A execução da transação foi bastante interessante. Os fundos foram inicialmente transferidos para uma conta bancária controlada pelos Estados Unidos no Catar, com a operação liderada por duas grandes empresas de comércio de energia, Tok e Vido. Atualmente, já foram transportados mais de 4 milhões de barris de petróleo, com planos de continuar a vender os 50 milhões de barris de estoque acumulado, com um prazo de venda indefinido, a um preço aproximado de 50 dólares por barril. Em suma, esta é uma etapa concreta dos EUA para assumir o controlo da indústria petrolífera da Venezuela, após anos de pressão militar e apreensão de petroleiros.
Os verdadeiros objetivos do governo americano não podem ser escondidos. A administração Trump está a promover fortemente o investimento de empresas petrolíferas americanas na ordem dos milhares de milhões de dólares, com o objetivo de reativar o sistema de produção de petróleo da Venezuela, que já entrou em colapso. Este país detém 17% das reservas mundiais de petróleo, totalizando 303 mil milhões de barris, sendo o primeiro do mundo nesse ranking.
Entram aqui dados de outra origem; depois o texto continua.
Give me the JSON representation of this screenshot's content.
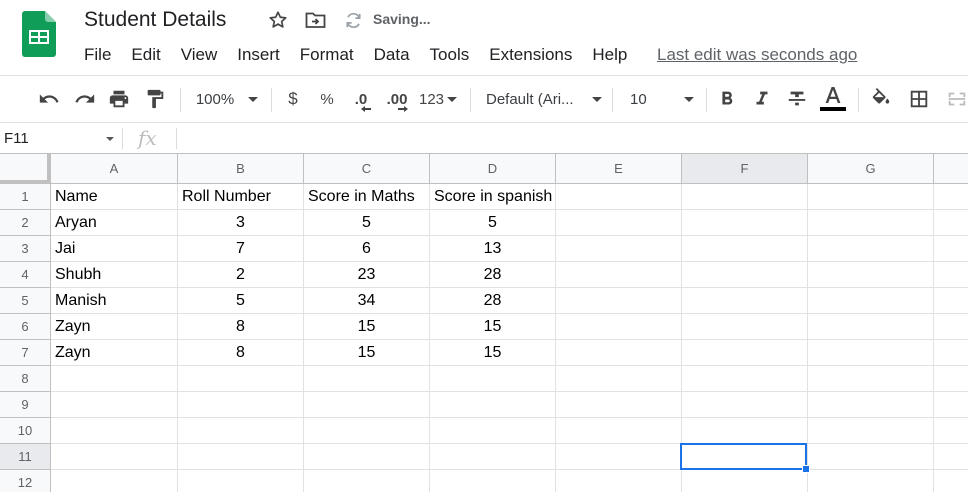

Contudo, a produção diária atual é de apenas 880 mil barris, menos de um quarto do pico de produção anterior. Os planos dos EUA são claros: despertar esta reserva de energia adormecida e criar uma nova fonte essencial na cadeia de abastecimento global de petróleo.
As consequências desta jogada são bastante significativas. Primeiramente, a reestruturação do fluxo de petróleo, com instalações de armazenamento no Caribe a tornarem-se centros de transbordo essenciais, com o petróleo a ser enviado diretamente às refinarias nos EUA. Em segundo lugar, a consolidação da influência na América Latina, através de investimentos energéticos que reforçam o controlo sobre o interior do continente sul-americano, ao mesmo tempo que enfraquecem a influência de outras grandes potências na região. Terceiro, o aumento da competição entre as empresas petrolíferas, com Chevron, ExxonMobil e outros gigantes do setor a receberem autorização para entrar, embora, devido à legislação ainda incompleta, estas empresas estejam a adotar uma postura cautelosa.
A transação de 5 mil milhões de dólares é apenas uma amostra do grande jogo energético que está a ser jogado. As apostas de centenas de bilhões de dólares estão a ser preparadas, com o preço do petróleo, a cadeia de abastecimento energético e as novas variáveis geopolíticas e económicas a entrarem em ação. O desenvolvimento futuro deste jogo energético será de interesse de todos os participantes do mercado.